The two kinds of materials a pop filter can be made of are classic nylon and metal, both of which have their own advantages and disadvantages, while some filters use a combination of both.
Nylon filters are usually much more delicate than metal filters and block out the higher frequencies, while metal filters tend to accentuate the higher frequencies that it can sometimes create a whistling sound in some audio clips.
Size matters when it comes to talking about pop filters, as larger sizes are recommended if you like to move around your mic while recording, probably because it helps you produce better sounds.
Size can also affect the price at which pop filters come, as more material would also mean greater expenses.
Recently, pop filters have started to come in different shapes, be it to suit the general population’s aesthetics or for pure sound engineering reasons.
Consider the shape of your pop filter for the situation that you use it in, whether you want it to cover your face or not or you’d tend to move around it while using the microphone.
Which is better, metal or nylon pop filters?
Choosing from either nylon or metal pop filters completely depends on the type of sound you produce, so if you like to maintain the higher frequencies then you should go for the metal filters, whereas if you prefer a deeper sound without much of the higher frequencies, you should opt for the nylon.
Is it good to always use a combination of two different filters?
Some people like to combine both metal and nylon filters, but while this makes both more effective at eliminating pops, it also means that both disadvantages of metal and nylon filters are combined into one, except for the loss of higher frequencies which still occurs due to the presence of nylon filters.

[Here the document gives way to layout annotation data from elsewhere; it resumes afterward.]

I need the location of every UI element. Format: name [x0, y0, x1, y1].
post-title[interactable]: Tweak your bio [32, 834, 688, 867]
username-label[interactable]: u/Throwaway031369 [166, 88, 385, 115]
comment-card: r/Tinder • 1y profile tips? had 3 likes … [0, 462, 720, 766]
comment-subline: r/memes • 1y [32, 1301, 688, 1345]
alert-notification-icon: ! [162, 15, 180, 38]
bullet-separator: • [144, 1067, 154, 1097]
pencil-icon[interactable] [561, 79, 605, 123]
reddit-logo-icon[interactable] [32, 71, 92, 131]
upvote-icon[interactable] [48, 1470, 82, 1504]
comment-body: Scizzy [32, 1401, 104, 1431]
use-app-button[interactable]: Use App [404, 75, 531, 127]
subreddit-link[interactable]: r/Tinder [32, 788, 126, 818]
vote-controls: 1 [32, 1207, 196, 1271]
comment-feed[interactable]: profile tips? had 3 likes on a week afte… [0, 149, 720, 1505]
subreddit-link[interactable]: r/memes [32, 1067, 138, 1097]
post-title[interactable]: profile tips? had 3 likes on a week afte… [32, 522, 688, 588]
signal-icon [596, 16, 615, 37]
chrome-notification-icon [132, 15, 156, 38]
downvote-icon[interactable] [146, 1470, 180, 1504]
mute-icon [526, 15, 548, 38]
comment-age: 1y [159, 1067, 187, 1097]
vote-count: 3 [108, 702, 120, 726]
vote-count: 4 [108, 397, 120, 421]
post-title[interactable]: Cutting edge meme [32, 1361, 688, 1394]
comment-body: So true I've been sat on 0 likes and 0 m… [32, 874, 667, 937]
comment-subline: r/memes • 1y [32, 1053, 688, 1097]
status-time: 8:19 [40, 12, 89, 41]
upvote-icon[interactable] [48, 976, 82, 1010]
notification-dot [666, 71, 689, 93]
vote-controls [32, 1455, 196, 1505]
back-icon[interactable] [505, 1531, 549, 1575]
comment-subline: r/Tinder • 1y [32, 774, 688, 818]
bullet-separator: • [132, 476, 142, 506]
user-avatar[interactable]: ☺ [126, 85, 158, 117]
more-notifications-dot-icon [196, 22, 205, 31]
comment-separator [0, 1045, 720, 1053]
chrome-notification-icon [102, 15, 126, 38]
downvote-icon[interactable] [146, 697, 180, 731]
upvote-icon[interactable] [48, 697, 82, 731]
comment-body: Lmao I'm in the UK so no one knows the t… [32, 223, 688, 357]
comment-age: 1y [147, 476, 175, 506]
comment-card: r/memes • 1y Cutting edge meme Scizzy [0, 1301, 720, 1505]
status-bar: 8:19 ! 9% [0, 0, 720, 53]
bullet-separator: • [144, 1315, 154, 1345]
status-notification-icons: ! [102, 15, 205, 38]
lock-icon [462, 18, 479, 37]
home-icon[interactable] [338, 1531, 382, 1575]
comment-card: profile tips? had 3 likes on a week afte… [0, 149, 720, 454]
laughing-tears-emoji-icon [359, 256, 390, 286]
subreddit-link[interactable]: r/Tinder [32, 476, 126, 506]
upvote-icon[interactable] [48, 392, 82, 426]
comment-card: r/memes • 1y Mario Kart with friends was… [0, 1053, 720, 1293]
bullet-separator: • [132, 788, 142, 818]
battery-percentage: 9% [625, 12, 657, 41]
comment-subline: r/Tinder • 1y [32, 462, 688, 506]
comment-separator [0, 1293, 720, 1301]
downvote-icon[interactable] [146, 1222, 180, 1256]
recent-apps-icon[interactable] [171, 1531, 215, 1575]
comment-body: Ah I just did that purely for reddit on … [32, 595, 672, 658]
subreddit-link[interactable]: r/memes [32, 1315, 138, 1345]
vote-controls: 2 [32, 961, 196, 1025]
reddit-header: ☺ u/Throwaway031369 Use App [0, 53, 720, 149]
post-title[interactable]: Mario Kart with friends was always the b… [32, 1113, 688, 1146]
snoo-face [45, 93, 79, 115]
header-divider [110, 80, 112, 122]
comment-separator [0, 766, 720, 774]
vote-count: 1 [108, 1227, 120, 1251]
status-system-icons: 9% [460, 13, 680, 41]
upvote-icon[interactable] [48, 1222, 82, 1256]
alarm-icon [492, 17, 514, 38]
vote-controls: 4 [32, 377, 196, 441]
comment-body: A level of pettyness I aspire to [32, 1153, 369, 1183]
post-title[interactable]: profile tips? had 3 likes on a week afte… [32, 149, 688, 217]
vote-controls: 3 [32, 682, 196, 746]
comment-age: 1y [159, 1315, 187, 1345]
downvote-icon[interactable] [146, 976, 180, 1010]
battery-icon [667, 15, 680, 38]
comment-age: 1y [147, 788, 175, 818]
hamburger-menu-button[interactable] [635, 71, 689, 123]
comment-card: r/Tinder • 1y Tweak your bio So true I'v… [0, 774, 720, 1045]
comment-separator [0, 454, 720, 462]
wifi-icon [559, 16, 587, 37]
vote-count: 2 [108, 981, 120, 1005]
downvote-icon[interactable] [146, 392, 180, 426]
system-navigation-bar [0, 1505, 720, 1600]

There are many kinds of pop filters in the market, and what may be the best for me does not necessarily mean the best universally, as choosing a pop filter always boils down to preference and the situation you are in.
I find that the WindTech PopGard 2000 works best for me because I can easily bring it around with me and cover a lot of the angles at which sound meets the mic, effectively reducing the bothersome plosives that ruin crisp audio quality.